Bindery is an open-source automation tool that holds API keys, reaches LAN services, and writes to the local filesystem. We take reports seriously.

Only the latest minor release receives security fixes. Older minors do not.

Do not open a public issue. Use one of:

1. GitHub Security Advisory (preferred) — github.com/vavallee/bindery/security/advisories/new. This creates a private thread with the maintainers.
2. Email the maintainer listed in the project AUTHORS / commit metadata.

Please include:

• A description of the issue and its impact.
• Steps to reproduce (PoC welcome).
• The commit SHA or release tag you tested.
• Any relevant configuration (Kubernetes / Docker / bare metal).

• Acknowledgement: within 7 days.
• Initial assessment: within 14 days.
• Fix target: 90-day coordinated disclosure window. If the bug is actively exploited or trivially weaponized, we may cut the window shorter.
• Credit: by default we credit reporters in the release notes. If you prefer to remain anonymous, say so in the initial report.

There is no bug bounty. What we can offer is credit and a timely fix.

In scope:

• Authentication / authorization bypass.
• SSRF, SQL injection, path traversal, RCE, XSS, CSRF.
• Information disclosure from the API, logs, or container image.
• Privilege escalation inside the container / pod.
• Supply-chain concerns in the published Docker image, Helm chart, or release binaries.

Out of scope:

• Attacks requiring a compromised host, reverse proxy, or upstream metadata provider (OpenLibrary / Google Books / Hardcover).
• DoS via resource exhaustion against a single homelab instance (defenses live at the ingress layer, not the app).
• Self-XSS or attacks that require the victim to paste attacker-controlled content into their own admin UI.
• Social engineering, phishing, or physical attacks.
• Findings that only affect code paths behind feature flags disabled by default.

See the wiki Security page for the full threat model and a summary of built-in controls (SSRF guards, CSP, cookie Secure auto-detect, container hardening, CI scans).

• Authentication: API key + signed session cookie + argon2id passwords (OWASP 2024 parameters) + per-IP login rate limit.
• SSRF: outbound URLs for webhooks, indexers, and download clients pass through internal/httpsec.ValidateOutboundURL with policy-based blocking of loopback, link-local, cloud-metadata endpoints, and (for webhooks) RFC1918 ranges. DNS results are verified to defeat rebinding.
• Transport: session cookies auto-flip to Secure behind TLS / the X-Forwarded-Proto: https header.

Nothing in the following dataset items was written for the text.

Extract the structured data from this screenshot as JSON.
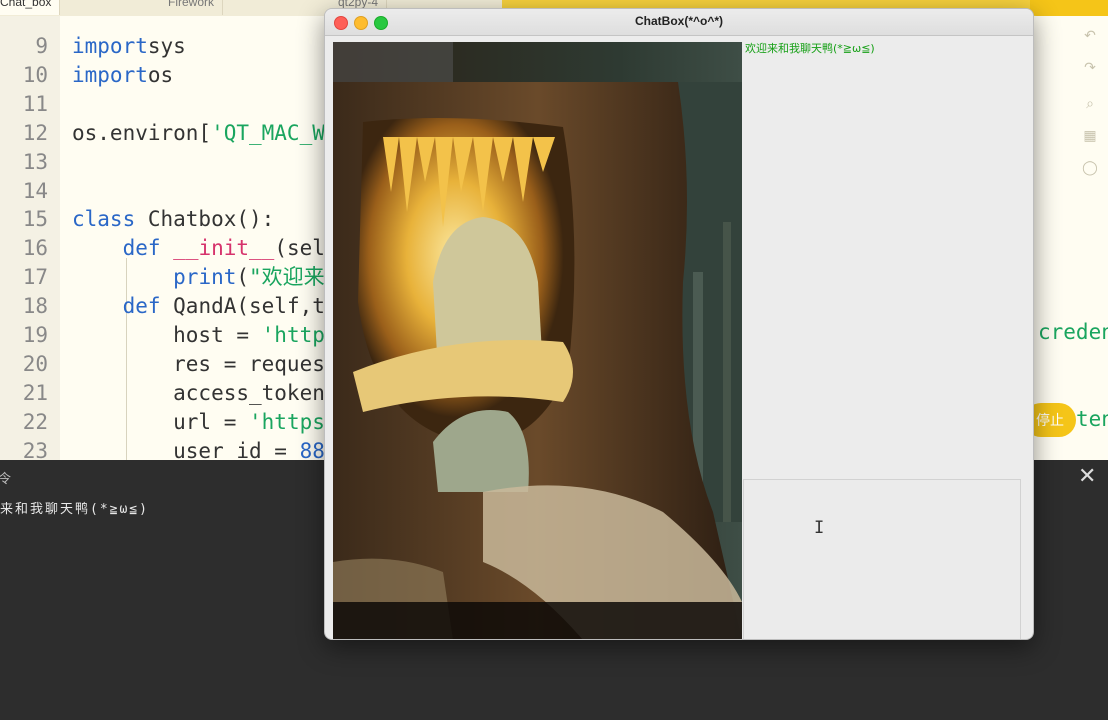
{
  "editor": {
    "tabs": [
      "Chat_box",
      "Firework",
      "qt2py-4"
    ],
    "lines": [
      {
        "n": "9",
        "tokens": [
          [
            "kw",
            "import"
          ],
          [
            "",
            "sys"
          ]
        ]
      },
      {
        "n": "10",
        "tokens": [
          [
            "kw",
            "import"
          ],
          [
            "",
            "os"
          ]
        ]
      },
      {
        "n": "11",
        "tokens": []
      },
      {
        "n": "12",
        "tokens": [
          [
            "",
            "os.environ["
          ],
          [
            "str",
            "'QT_MAC_W"
          ]
        ]
      },
      {
        "n": "13",
        "tokens": []
      },
      {
        "n": "14",
        "tokens": []
      },
      {
        "n": "15",
        "tokens": [
          [
            "kw",
            "class"
          ],
          [
            "",
            " Chatbox():"
          ]
        ]
      },
      {
        "n": "16",
        "tokens": [
          [
            "",
            "    "
          ],
          [
            "kw",
            "def"
          ],
          [
            "",
            " "
          ],
          [
            "fn",
            "__init__"
          ],
          [
            "",
            "(sel"
          ]
        ]
      },
      {
        "n": "17",
        "tokens": [
          [
            "",
            "        "
          ],
          [
            "kw",
            "print"
          ],
          [
            "",
            "("
          ],
          [
            "str",
            "\"欢迎来"
          ]
        ]
      },
      {
        "n": "18",
        "tokens": [
          [
            "",
            "    "
          ],
          [
            "kw",
            "def"
          ],
          [
            "",
            " QandA(self,t"
          ]
        ]
      },
      {
        "n": "19",
        "tokens": [
          [
            "",
            "        host = "
          ],
          [
            "str",
            "'http"
          ]
        ]
      },
      {
        "n": "20",
        "tokens": [
          [
            "",
            "        res = reques"
          ]
        ]
      },
      {
        "n": "21",
        "tokens": [
          [
            "",
            "        access_token"
          ]
        ]
      },
      {
        "n": "22",
        "tokens": [
          [
            "",
            "        url = "
          ],
          [
            "str",
            "'https"
          ]
        ]
      },
      {
        "n": "23",
        "tokens": [
          [
            "",
            "        user_id = "
          ],
          [
            "kw",
            "88"
          ]
        ]
      }
    ],
    "right_overflow_19": "credent",
    "right_overflow_22": "tens",
    "stop_label": "停止"
  },
  "terminal": {
    "label": "令",
    "output": "来和我聊天鸭(*≧ω≦)",
    "close_glyph": "✕"
  },
  "chat_window": {
    "title": "ChatBox(*^o^*)",
    "welcome_message": "欢迎来和我聊天鸭(*≧ω≦)",
    "image_alt": "snowy hollow tree trunk glowing cave",
    "cursor_glyph": "I"
  },
  "icons": {
    "editor_side": [
      "undo-icon",
      "redo-icon",
      "search-icon",
      "grid-icon",
      "comment-icon"
    ]
  },
  "colors": {
    "keyword": "#2a67c7",
    "string": "#1aa55f",
    "dunder": "#d6336c",
    "accent": "#f5c518",
    "welcome_text": "#16a016"
  }
}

HSTS is emitted only when TLS is actually in play.
• Headers: CSP (no unsafe-eval, no remote script origins), X-Frame-Options: DENY, X-Content-Type-Options: nosniff, Referrer-Policy: strict-origin-when-cross-origin.
• Container: distroless base, non-root UID, read-only root filesystem, all Linux capabilities dropped, RuntimeDefault seccomp, digest-pinned base images.
• Kubernetes: dedicated ServiceAccount with token automount disabled, API key sourced from a Secret, optional NetworkPolicy.
• CI: gosec, govulncheck, semgrep, gitleaks, ESLint security, Trivy, Grype, Syft SBOM, ZAP baseline, OpenSSF Scorecard, Checkov, helm-unittest — SARIF uploaded to the Security tab; weekly rerun on a cron.
• Supply chain: SLSA build provenance via actions/attest-build-provenance, verifiable with gh attestation verify.

Never file a public issue containing a session cookie, API key, or password hash from a real deployment. If you need to share one to reproduce a bug, use the private advisory channel.